Acknowledgments: The research leading to the results presented in this paper has received funding from the European Research Council under the European Union’s Seventh Framework Programme (FP/2007e2013)/ERC Grant No. 312906.

References

Angrist, J. D., Lavy, V., & Schlosser, A. (2010). Multiple Experiments for the Causal Link between the Quantity and Quality of Children. Journal of Labor Economics, 28 (4), 773-823.

Becker, G. S. (1960). An economic analysis of fertility. Demographic and Economic Change in Developed Countries (pp. 209-240). Princeton: Princeton University Press.

Becker, G. S., & Tomes, N. (1976). Child Endowments and the Quantity and Quality of Children. Journal of Political Economy, 84 (4), S143-S162.

Blaabæk, E.H., Jæger, M.M. & Molitoris, J. (2019). Family Size and Educational Attainment: Cousins, Contexts, and Compensation. European Journal of Population.

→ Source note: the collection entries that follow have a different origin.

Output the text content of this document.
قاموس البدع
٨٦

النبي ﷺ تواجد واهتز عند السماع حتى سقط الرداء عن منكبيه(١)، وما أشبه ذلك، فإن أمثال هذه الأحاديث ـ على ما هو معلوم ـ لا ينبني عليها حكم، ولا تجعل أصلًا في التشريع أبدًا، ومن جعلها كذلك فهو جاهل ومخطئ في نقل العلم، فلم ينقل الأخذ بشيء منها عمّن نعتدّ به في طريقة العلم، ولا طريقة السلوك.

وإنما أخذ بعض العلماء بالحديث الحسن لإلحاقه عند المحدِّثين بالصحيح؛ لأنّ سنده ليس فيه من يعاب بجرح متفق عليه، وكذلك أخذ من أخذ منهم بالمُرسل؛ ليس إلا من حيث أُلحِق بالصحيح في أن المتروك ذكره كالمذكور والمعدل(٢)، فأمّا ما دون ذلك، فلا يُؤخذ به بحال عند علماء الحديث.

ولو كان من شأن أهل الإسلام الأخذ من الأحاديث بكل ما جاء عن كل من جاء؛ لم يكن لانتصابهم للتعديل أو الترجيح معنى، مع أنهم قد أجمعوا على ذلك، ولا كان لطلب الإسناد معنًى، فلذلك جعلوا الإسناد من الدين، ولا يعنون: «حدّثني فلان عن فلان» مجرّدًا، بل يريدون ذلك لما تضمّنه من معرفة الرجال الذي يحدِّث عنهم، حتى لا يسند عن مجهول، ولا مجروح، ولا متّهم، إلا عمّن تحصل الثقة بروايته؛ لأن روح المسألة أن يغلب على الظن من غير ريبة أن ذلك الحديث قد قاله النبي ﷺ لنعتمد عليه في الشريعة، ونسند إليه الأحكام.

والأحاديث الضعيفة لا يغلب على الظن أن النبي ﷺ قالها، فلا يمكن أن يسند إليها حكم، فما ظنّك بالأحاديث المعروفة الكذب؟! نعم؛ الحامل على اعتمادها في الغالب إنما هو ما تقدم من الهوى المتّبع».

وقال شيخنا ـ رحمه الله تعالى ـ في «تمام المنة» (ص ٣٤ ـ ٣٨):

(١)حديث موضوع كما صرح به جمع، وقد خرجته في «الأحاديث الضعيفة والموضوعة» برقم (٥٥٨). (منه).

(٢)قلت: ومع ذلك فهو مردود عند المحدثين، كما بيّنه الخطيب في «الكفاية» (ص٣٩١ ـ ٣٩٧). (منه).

Bougma, M., LeGrand, T. K., & Kobiané, J.-F. (2015). Fertility Decline and Child Schooling in Urban Settings of Burkina Faso. Demography, 52 (1), 281-313.

Downey, D. B. (1995). When bigger is not better: Family size, parental resources. American Sociological Review, 60 (5), 746-761.

Gibbs, B. G., Workman, J., & Downey, D. B. (2016). The (Conditional) Resource Dilution Model: State- and Community-Level Modifications. Demography, 53 (3), 723-748.

Öberg, S. (2017). Too many is not enough: studying how children are affected by their number of siblings and resource dilution in families. The History of the Family, 22 (2-3): 157-174.

Sandberg, J., & Rafail, P. (2014). Family Size, Cognitive Outcomes, and Familial Interaction in Stable, Two-Parent Families: United States, 1997–2002. Demography, 51 (5), 1895-1931.